This thesis investigates the effect of perforation strategies on CO2 injectivity in depleted gas fields used for Carbon Capture and Storage (CCS). Explored components of these strategies include the state of the wellbore upon perforation, the combination of shaped charge and gun system (perforation technique) employed, and perforating after reservoir recharge. The injectivity of CO2 was assessed by SLB through perforation experiments, which showed that different perforation strategies significantly alter the performance of perforations in cores. However, in conventional reservoir models, these effects are not captured. To bridge the gap between experiments at the core scale and perforation effects at the reservoir-scale, a set of numerical models was developed. Firstly, a high-resolution model that reproduced the experimental results was created. Its output was applied in a well-scale model, in which perforation geometries and properties were embedded in the mesh to find perforation effects in a section of the reservoir. Finally, these results were upscaled into a coarser model by adapting the well index with the corresponding skin factor.

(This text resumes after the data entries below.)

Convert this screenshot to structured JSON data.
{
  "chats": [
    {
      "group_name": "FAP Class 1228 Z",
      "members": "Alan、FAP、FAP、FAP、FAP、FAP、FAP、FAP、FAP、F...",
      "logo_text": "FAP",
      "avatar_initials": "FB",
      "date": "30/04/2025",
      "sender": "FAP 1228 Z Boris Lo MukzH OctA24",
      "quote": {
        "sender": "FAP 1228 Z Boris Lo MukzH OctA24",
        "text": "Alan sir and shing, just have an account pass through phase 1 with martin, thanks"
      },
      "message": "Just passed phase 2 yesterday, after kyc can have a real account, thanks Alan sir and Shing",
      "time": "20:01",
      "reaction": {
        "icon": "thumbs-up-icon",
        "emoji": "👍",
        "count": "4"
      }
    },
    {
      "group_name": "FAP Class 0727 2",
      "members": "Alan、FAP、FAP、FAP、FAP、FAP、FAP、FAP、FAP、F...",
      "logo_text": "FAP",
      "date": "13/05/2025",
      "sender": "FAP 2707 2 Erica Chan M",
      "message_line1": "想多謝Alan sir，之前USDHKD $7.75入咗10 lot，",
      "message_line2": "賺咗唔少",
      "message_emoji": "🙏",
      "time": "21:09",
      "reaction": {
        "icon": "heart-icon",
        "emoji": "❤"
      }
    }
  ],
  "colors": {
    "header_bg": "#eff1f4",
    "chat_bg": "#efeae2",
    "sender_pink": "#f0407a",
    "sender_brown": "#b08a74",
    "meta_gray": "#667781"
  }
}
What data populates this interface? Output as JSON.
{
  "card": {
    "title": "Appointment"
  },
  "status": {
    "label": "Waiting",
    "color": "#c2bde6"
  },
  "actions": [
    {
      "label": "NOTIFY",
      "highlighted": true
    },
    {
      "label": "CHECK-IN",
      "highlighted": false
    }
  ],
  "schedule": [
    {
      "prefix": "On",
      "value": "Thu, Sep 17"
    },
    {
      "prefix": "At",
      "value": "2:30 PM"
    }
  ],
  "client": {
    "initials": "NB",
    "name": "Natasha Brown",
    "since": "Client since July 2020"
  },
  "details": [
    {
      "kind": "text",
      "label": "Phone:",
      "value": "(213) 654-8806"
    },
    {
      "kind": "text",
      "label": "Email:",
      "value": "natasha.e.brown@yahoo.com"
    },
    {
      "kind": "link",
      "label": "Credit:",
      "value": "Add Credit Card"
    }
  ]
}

Generally, it was found that the inclusion of perforation effects in the well-scale models, reduced the injectivity of the well. For the wellbore state upon perforation, an empty wellbore was found to be effective in contrast to a fluid-filled wellbore. Moreover, among the perforation techniques, the following trends were observed: technique 1 attains the highest injectivity due to its improved performance in high-permeability layers, and technique 3 has the most consistent performance in all layers of the model. Lastly, reservoir recharge results in enhanced perforation clean-up in combination with technique 1, providing the only strategy where the associated skin is negative.

Furthermore, an analysis on flow in sections of the reservoir was conducted, which reveals that while crossflow between layers takes place, the performance of the perforation in the high-permeability layer is dominant in determining the total injectivity of the well. This finding puts an emphasis on targeting high-permeability layers and choosing the perforation strategy that is suitable for these layers. Thus, the perforation strategy that is found to be most suitable employs an empty wellbore, perforation technique 1, and potentially reservoir recharge if permitted by logistic and economic constraints.

Though the framework described in this study demonstrated that perforation effects can be efficiently upscaled to the reservoir-scale, a number of assumptions were made to yield numerical stability and convergence in simulations. The assumption of Darcy flow in the clean tunnel may be the most significant, as it could have resulted in an overestimation of the found crushed zone permeability.